President's Pavilion is an official residence of the President of Sri Lanka, located in Kandy, Sri Lanka. This was formerly the Governor's Pavilion until 1972 when Sri Lanka became a republic. It is located close to the sacred Temple of the Tooth in the center of the city of Kandy at the head of the Pavilion Street. Although an official residence, it is used rarely for official functions, most notably during the Esala Perahera when at its conclusion the perahera sandeshaya is presented.

==History==
After the British gained control of the Kandyan Kingdom in 1815 by the Kandyan Convention it governed the former Kandyan Kingdom as a protectorate. However following the Uva Rebellion, three years later in which Kandy was captured by the rebels, the British moved to combined both parts of the island under a central administration. However Kandy remained an important city second only to the capital Colombo.

Therefore, a European-style palace was constructed in the late 18th century for the use of the British Governor of Ceylon during his visits to the city. This was used for hosting Royal visits to Kandy, most notably that of Albert Edward, Prince of Wales, in 1875.

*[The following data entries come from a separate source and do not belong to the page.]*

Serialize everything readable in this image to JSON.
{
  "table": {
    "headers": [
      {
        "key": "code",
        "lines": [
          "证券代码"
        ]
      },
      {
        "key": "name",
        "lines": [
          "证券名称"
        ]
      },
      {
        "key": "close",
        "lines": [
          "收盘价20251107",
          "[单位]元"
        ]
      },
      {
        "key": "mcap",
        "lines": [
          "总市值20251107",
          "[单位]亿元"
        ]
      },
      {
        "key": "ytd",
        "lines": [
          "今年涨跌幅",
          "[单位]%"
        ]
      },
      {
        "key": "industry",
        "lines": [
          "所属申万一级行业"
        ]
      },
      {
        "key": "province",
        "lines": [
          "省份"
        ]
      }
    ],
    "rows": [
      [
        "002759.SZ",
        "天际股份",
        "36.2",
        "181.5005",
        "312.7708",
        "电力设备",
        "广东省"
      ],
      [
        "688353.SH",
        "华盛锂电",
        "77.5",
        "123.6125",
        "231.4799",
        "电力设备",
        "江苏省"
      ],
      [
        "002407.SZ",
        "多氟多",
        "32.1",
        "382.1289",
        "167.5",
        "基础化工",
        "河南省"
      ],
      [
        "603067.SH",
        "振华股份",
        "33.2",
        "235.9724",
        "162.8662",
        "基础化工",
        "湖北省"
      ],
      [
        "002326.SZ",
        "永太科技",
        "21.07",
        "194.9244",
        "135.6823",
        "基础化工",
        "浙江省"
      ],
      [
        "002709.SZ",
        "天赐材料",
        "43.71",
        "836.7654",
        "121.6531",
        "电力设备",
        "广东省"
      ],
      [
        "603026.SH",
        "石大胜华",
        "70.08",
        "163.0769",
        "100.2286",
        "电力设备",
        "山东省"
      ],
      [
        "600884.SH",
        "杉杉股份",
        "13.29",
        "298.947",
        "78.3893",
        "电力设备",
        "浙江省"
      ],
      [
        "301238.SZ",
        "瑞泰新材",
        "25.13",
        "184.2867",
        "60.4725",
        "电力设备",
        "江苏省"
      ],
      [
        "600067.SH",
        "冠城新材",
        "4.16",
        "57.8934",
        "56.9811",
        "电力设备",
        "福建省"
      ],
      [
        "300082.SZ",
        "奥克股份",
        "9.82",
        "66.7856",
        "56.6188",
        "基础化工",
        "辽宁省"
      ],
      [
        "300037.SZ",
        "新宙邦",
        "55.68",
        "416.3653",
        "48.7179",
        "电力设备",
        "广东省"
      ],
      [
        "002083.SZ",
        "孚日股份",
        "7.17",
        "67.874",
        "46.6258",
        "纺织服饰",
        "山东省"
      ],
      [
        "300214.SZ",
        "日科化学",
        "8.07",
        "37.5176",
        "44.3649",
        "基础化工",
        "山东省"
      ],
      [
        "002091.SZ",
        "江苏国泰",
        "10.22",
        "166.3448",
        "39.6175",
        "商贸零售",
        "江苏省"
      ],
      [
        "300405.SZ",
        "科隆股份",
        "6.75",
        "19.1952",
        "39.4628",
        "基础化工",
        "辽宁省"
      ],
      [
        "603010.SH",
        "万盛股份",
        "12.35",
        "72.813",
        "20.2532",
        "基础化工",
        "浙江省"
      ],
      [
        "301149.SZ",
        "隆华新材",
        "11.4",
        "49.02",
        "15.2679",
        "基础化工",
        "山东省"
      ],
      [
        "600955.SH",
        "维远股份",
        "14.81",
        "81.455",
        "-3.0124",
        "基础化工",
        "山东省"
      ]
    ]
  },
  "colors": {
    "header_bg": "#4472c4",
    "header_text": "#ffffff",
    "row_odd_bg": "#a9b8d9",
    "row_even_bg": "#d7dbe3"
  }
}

In 1944, during the Second World War, the South East Asia Command of the allies was moved to Kandy, where it remained till the end of the war. Admiral Louis Mountbatten, Supreme Allied Commander of the South East Asia Command, took up residence at the Governor's Pavilion till the end of the war.

Following independence in 1948 the house became the official residence of the Governor General of Ceylon in Kandy. It was formally renamed as the President's Pavilion in 1972, after Sri Lanka became a republic. William Gopallawa a native of Kandy was the last Governor General and first President of Sri Lanka to reside at the house.